The document is convoluted, populated with apparent inconsistencies, and will lead to a high level of ongoing government intervention in the gas market. But it also contains elements that, with genuine consultation, could address the major concerns of producers and consumers.
The government began considering the viability of an east coast domestic gas reservation scheme in mid-2025, made a commitment before Christmas, and has now formally released a design framework. The aim is to impose a domestic supply obligation (DSO) on all Australian LNG producers, set at a level designed to deliver lower prices by oversupplying the domestic market.
Over the past few months LNG producers have declared their opposition to several basic principles of the government’s proposed reservation scheme. The producers claim that the proposed DSO of 20 per cent of LNG production would grossly oversupply the market, destroy the producers that solely supply the domestic market, and represent a breach of faith with the government’s assurances that existing long-term export contracts will not be affected.
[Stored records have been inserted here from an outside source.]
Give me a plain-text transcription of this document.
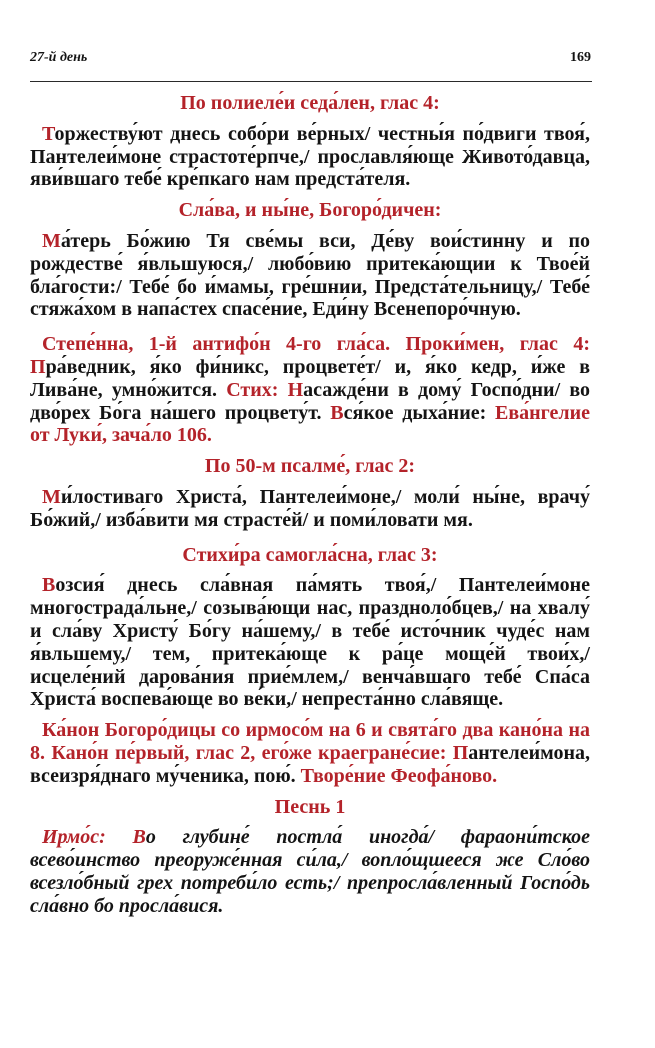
27-й день	169

По полиеле́и седа́лен, глас 4:

Торжеству́ют днесь собо́ри ве́рных/ честны́я по́двиги твоя́, Пантелеи́моне страстоте́рпче,/ прославля́юще Живото́давца, яви́вшаго тебе́ кре́пкаго нам предста́теля.

Сла́ва, и ны́не, Богоро́дичен:

Ма́терь Бо́жию Тя све́мы вси, Де́ву вои́стинну и по рождестве́ я́вльшуюся,/ любо́вию притека́ющии к Твое́й бла́гости:/ Тебе́ бо и́мамы, гре́шнии, Предста́тельницу,/ Тебе́ стяжа́хом в напа́стех спасе́ние, Еди́ну Всенепоро́чную.

Степе́нна, 1-й антифо́н 4-го гла́са. Проки́мен, глас 4: Пра́ведник, я́ко фи́никс, процвете́т/ и, я́ко кедр, и́же в Лива́не, умно́жится. Стих: Насажде́ни в дому́ Госпо́дни/ во дво́рех Бо́га на́шего процвету́т. Вся́кое дыха́ние: Ева́нгелие от Луки́, зача́ло 106.

По 50-м псалме́, глас 2:

Ми́лостиваго Христа́, Пантелеи́моне,/ моли́ ны́не, врачу́ Бо́жий,/ изба́вити мя страсте́й/ и поми́ловати мя.

Стихи́ра самогла́сна, глас 3:

Возсия́ днесь сла́вная па́мять твоя́,/ Пантелеи́моне многострада́льне,/ созыва́ющи нас, праздноло́бцев,/ на хвалу́ и сла́ву Христу́ Бо́гу на́шему,/ в тебе́ исто́чник чуде́с нам я́вльшему,/ тем, притека́юще к ра́це моще́й твои́х,/ исцеле́ний дарова́ния прие́млем,/ венча́вшаго тебе́ Спа́са Христа́ воспева́юще во ве́ки,/ непреста́нно сла́вяще.

Ка́нон Богоро́дицы со ирмосо́м на 6 и свята́го два кано́на на 8. Кано́н пе́рвый, глас 2, его́же краегране́сие: Пантелеи́мона, всеизря́днаго му́ченика, пою́. Творе́ние Феофа́ново.

Песнь 1

Ирмо́с: Во глубине́ постла́ иногда́/ фараони́тское всево́инство преоруже́нная си́ла,/ вопло́щшееся же Сло́во всезло́бный грех потреби́ло есть;/ препросла́вленный Госпо́дь сла́вно бо просла́вися.
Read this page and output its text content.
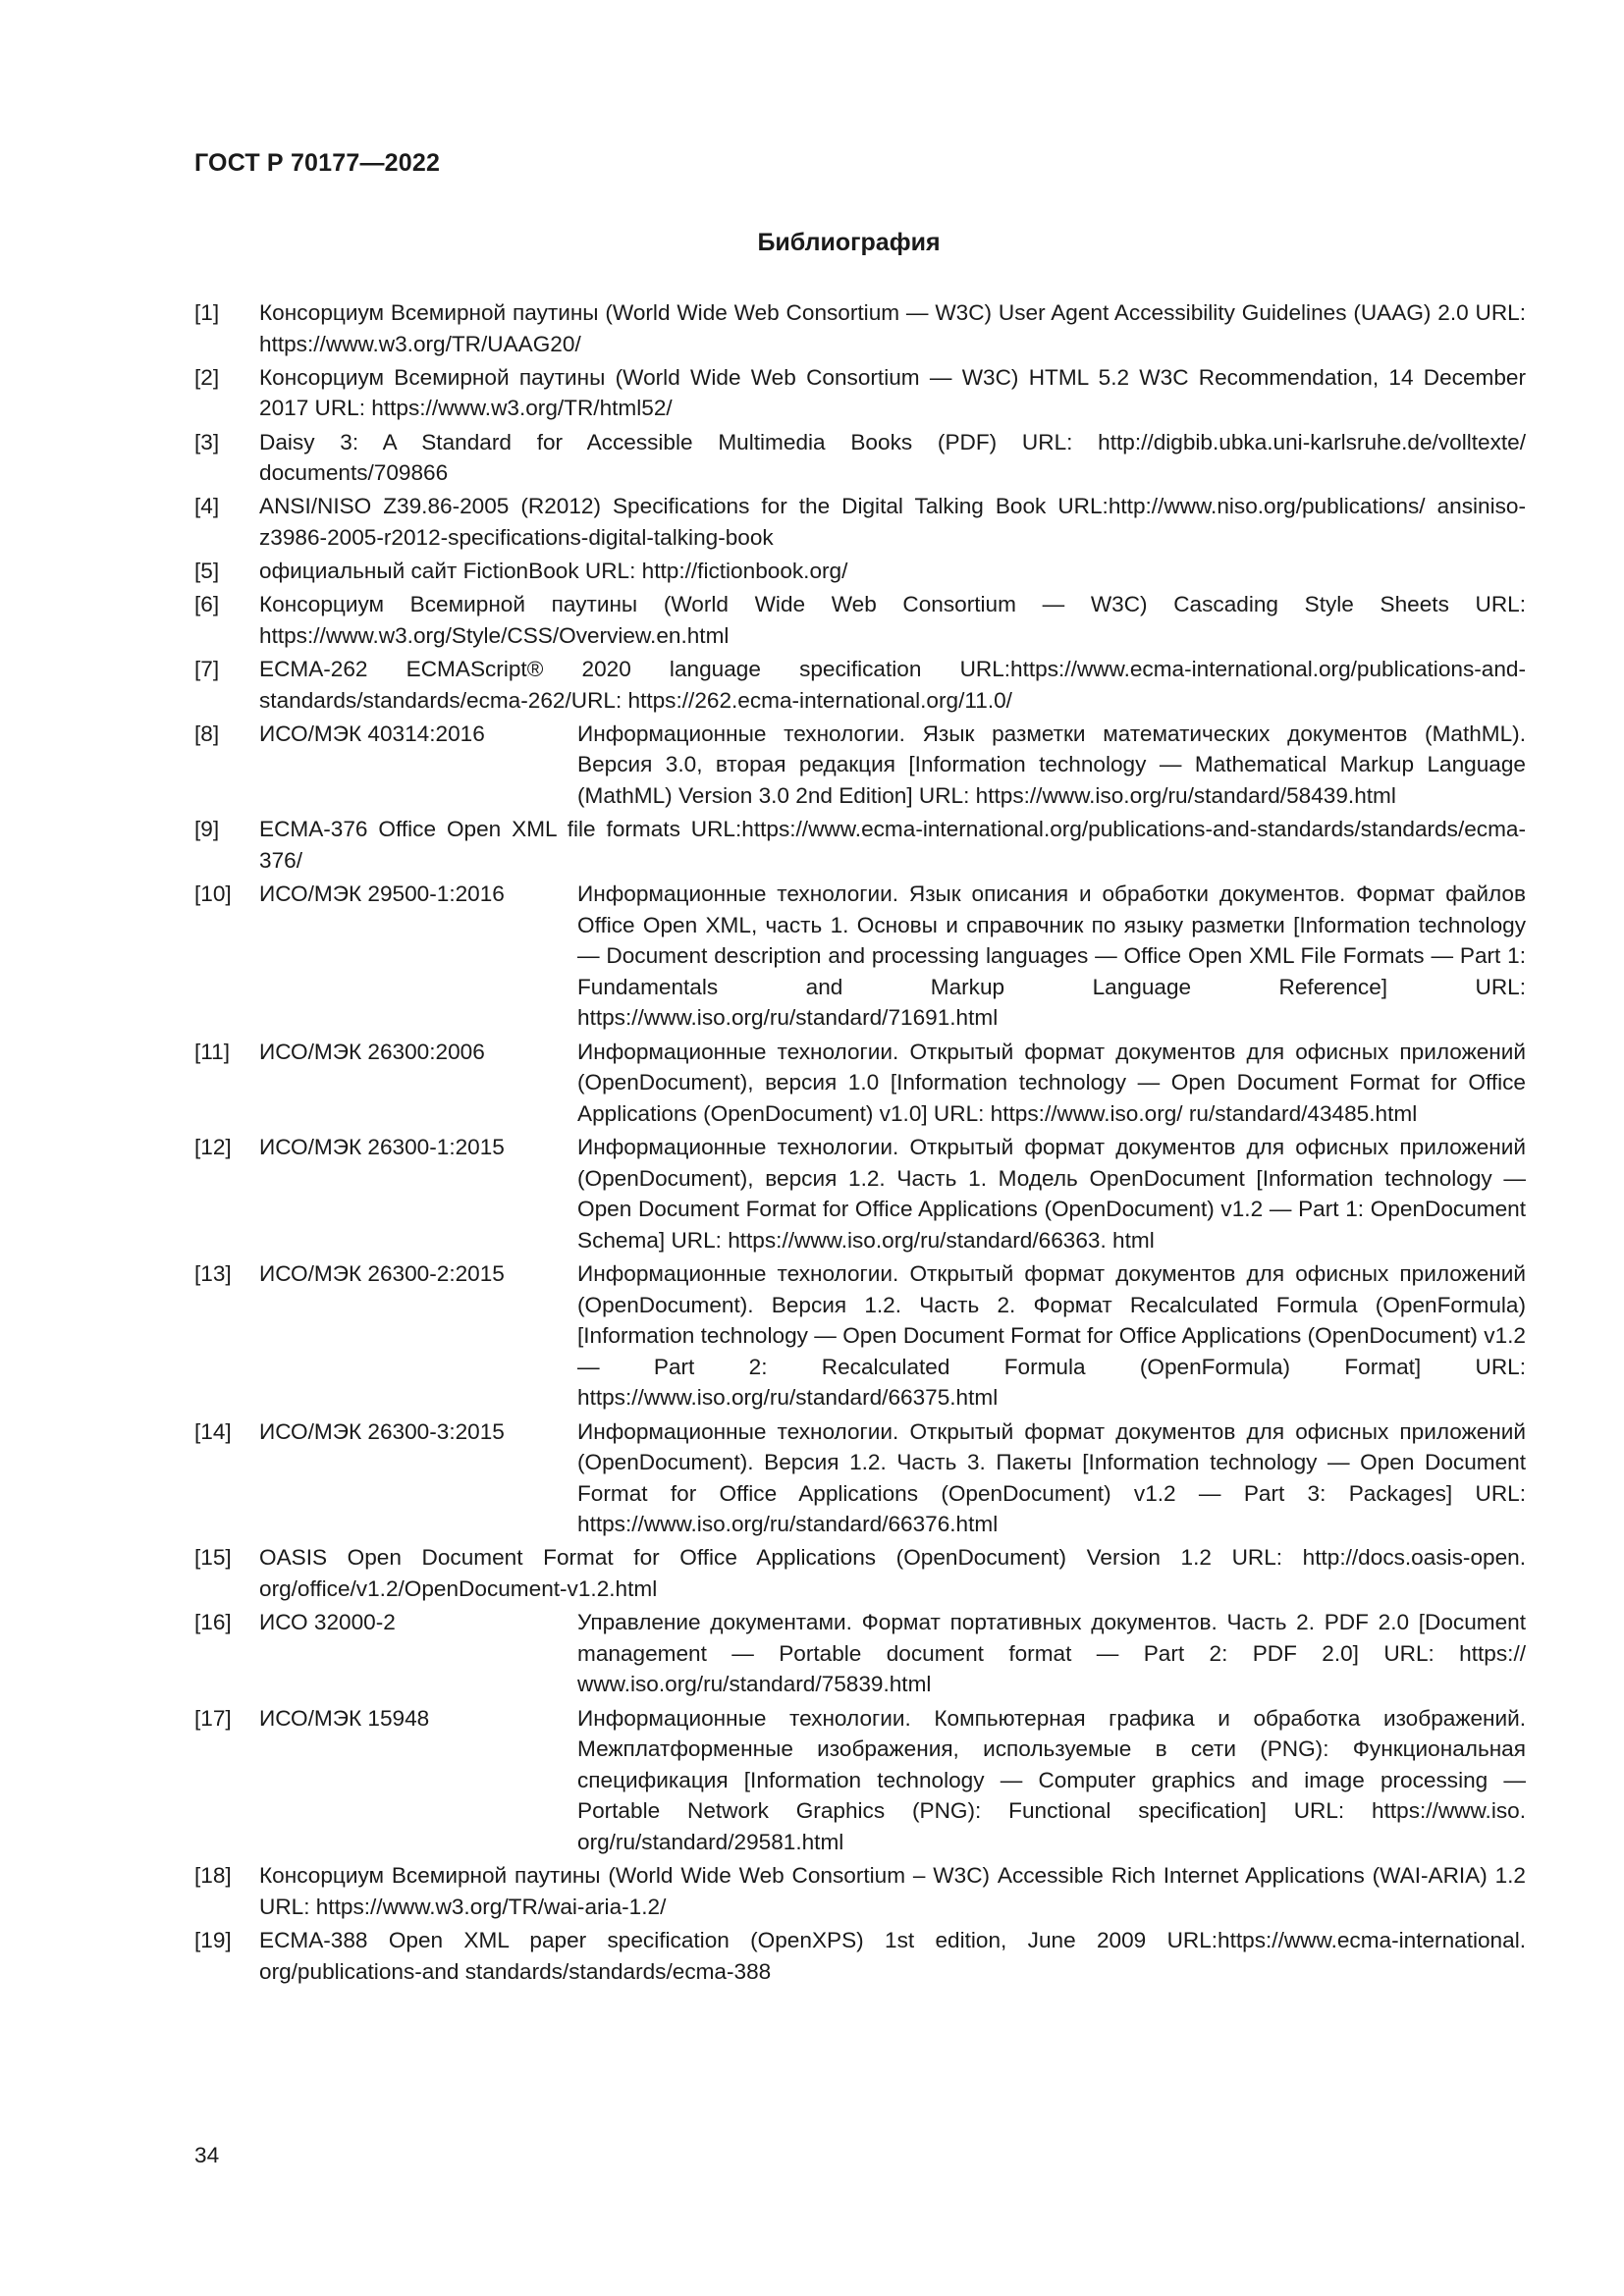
ГОСТ Р 70177—2022
Библиография
[1]	Консорциум Всемирной паутины (World Wide Web Consortium — W3C) User Agent Accessibility Guidelines (UAAG) 2.0 URL: https://www.w3.org/TR/UAAG20/
[2]	Консорциум Всемирной паутины (World Wide Web Consortium — W3C) HTML 5.2 W3C Recommendation, 14 December 2017 URL: https://www.w3.org/TR/html52/
[3]	Daisy 3: A Standard for Accessible Multimedia Books (PDF) URL: http://digbib.ubka.uni-karlsruhe.de/volltexte/ documents/709866
[4]	ANSI/NISO Z39.86-2005 (R2012) Specifications for the Digital Talking Book URL:http://www.niso.org/publications/ ansiniso-z3986-2005-r2012-specifications-digital-talking-book
[5]	официальный сайт FictionBook URL: http://fictionbook.org/
[6]	Консорциум Всемирной паутины (World Wide Web Consortium — W3C) Cascading Style Sheets URL: https://www.w3.org/Style/CSS/Overview.en.html
[7]	ECMA-262 ECMAScript® 2020 language specification URL:https://www.ecma-international.org/publications-and-standards/standards/ecma-262/URL: https://262.ecma-international.org/11.0/
[8]	ИСО/МЭК 40314:2016	Информационные технологии. Язык разметки математических документов (MathML). Версия 3.0, вторая редакция [Information technology — Mathematical Markup Language (MathML) Version 3.0 2nd Edition] URL: https://www.iso.org/ru/standard/58439.html
[9]	ECMA-376 Office Open XML file formats URL:https://www.ecma-international.org/publications-and-standards/standards/ecma-376/
[10]	ИСО/МЭК 29500-1:2016	Информационные технологии. Язык описания и обработки документов. Формат файлов Office Open XML, часть 1. Основы и справочник по языку разметки [Information technology — Document description and processing languages — Office Open XML File Formats — Part 1: Fundamentals and Markup Language Reference] URL: https://www.iso.org/ru/standard/71691.html
[11]	ИСО/МЭК 26300:2006	Информационные технологии. Открытый формат документов для офисных приложений (OpenDocument), версия 1.0 [Information technology — Open Document Format for Office Applications (OpenDocument) v1.0] URL: https://www.iso.org/ ru/standard/43485.html
[12]	ИСО/МЭК 26300-1:2015	Информационные технологии. Открытый формат документов для офисных приложений (OpenDocument), версия 1.2. Часть 1. Модель OpenDocument [Information technology — Open Document Format for Office Applications (OpenDocument) v1.2 — Part 1: OpenDocument Schema] URL: https://www.iso.org/ru/standard/66363. html
[13]	ИСО/МЭК 26300-2:2015	Информационные технологии. Открытый формат документов для офисных приложений (OpenDocument). Версия 1.2. Часть 2. Формат Recalculated Formula (OpenFormula) [Information technology — Open Document Format for Office Applications (OpenDocument) v1.2 — Part 2: Recalculated Formula (OpenFormula) Format] URL: https://www.iso.org/ru/standard/66375.html
[14]	ИСО/МЭК 26300-3:2015	Информационные технологии. Открытый формат документов для офисных приложений (OpenDocument). Версия 1.2. Часть 3. Пакеты [Information technology — Open Document Format for Office Applications (OpenDocument) v1.2 — Part 3: Packages] URL: https://www.iso.org/ru/standard/66376.html
[15]	OASIS Open Document Format for Office Applications (OpenDocument) Version 1.2 URL: http://docs.oasis-open. org/office/v1.2/OpenDocument-v1.2.html
[16]	ИСО 32000-2	Управление документами. Формат портативных документов. Часть 2. PDF 2.0 [Document management — Portable document format — Part 2: PDF 2.0] URL: https:// www.iso.org/ru/standard/75839.html
[17]	ИСО/МЭК 15948	Информационные технологии. Компьютерная графика и обработка изображений. Межплатформенные изображения, используемые в сети (PNG): Функциональная спецификация [Information technology — Computer graphics and image processing — Portable Network Graphics (PNG): Functional specification] URL: https://www.iso. org/ru/standard/29581.html
[18]	Консорциум Всемирной паутины (World Wide Web Consortium – W3C) Accessible Rich Internet Applications (WAI-ARIA) 1.2 URL: https://www.w3.org/TR/wai-aria-1.2/
[19]	ECMA-388 Open XML paper specification (OpenXPS) 1st edition, June 2009 URL:https://www.ecma-international. org/publications-and standards/standards/ecma-388
34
The design has not addressed these concerns directly and is very loose in the way it describes the key mechanisms that will be used to create a regulated market that tries to emulate an active, competitive market. The veracity of these concerns will be tested during the consultation process that will run through to the end of June. But two major concerns can be identified and considered ahead of that process.
While the scheme will be legislated to apply nationally, most of the focus will be on the east coast market. The intent is for the DSO to be set at 20 per cent of LNG production. Based on current data, that would be more than 250 petajoules per year. The east coast domestic market consumes about 500 petajoules a year, and annual shortfalls of 10-30 petajoules have been met in recent years from the LNG producers’ production capacity above their long-term contracts. The design allows for ministers to adjust the annual DSO requirements to avoid a significant oversupply of more than about 10 per cent of consumption. This is a reasonable principle that would address a major criticism and should be codified, although it is puzzling why modest oversupply isn’t used to set the DSO in the first place.
The second key design element is to provide for the regulator to vary the DSO within a regulated year if the market is adequately supplied and the regulated entities have met obligations for transparency, liquidity and making gas available on reasonable terms. In principle, this could also be workable, but the language surrounding the market conditions and how much gas would be released for export will need to be more definitively codified to give buyers and sellers reasonable confidence that such a market could function effectively and would maintain incentives for investment.
There are at least three more issues that will need to more clearly addressed in the consultation process.
First, a process that sets and reviews the DSO on an annual basis fails to recognise that the LNG export industry works on long-term contracts. There is also a desire from all parties to re-establish confidence in the domestic market such that multi-year again becomes the norm. The government should include a forward indicator to frame future DSOs within a range or set of future conditions.
Second, the regulated entities may seek a variation to their annual DSO if they can demonstrate they have exhausted all avenues beyond breaching their export contracts. This should be a very high bar and looks more workable if the oversupply condition above is introduced.
Third, even a reduced DSO is clearly intended to oversupply the market as the way to reduce prices. This approach shifts the balance of commercial power towards buyers. But it could create distressed sellers with no commercial alternative. This issue needs to be further considered.
Can it work? The proposed model is based on the original clunky concepts of a reservation volume calculated on production and a shift in the balance of market power towards buyers. Gas producers and consumers would have hoped for less, rather than more, government regulation, and the producer consortiums will have a domestic obligation not contemplated when they were first established. Yet, with good will and genuine consultation, the proposed flexibility elements could just work.
This is an important market reform, so let’s hope so.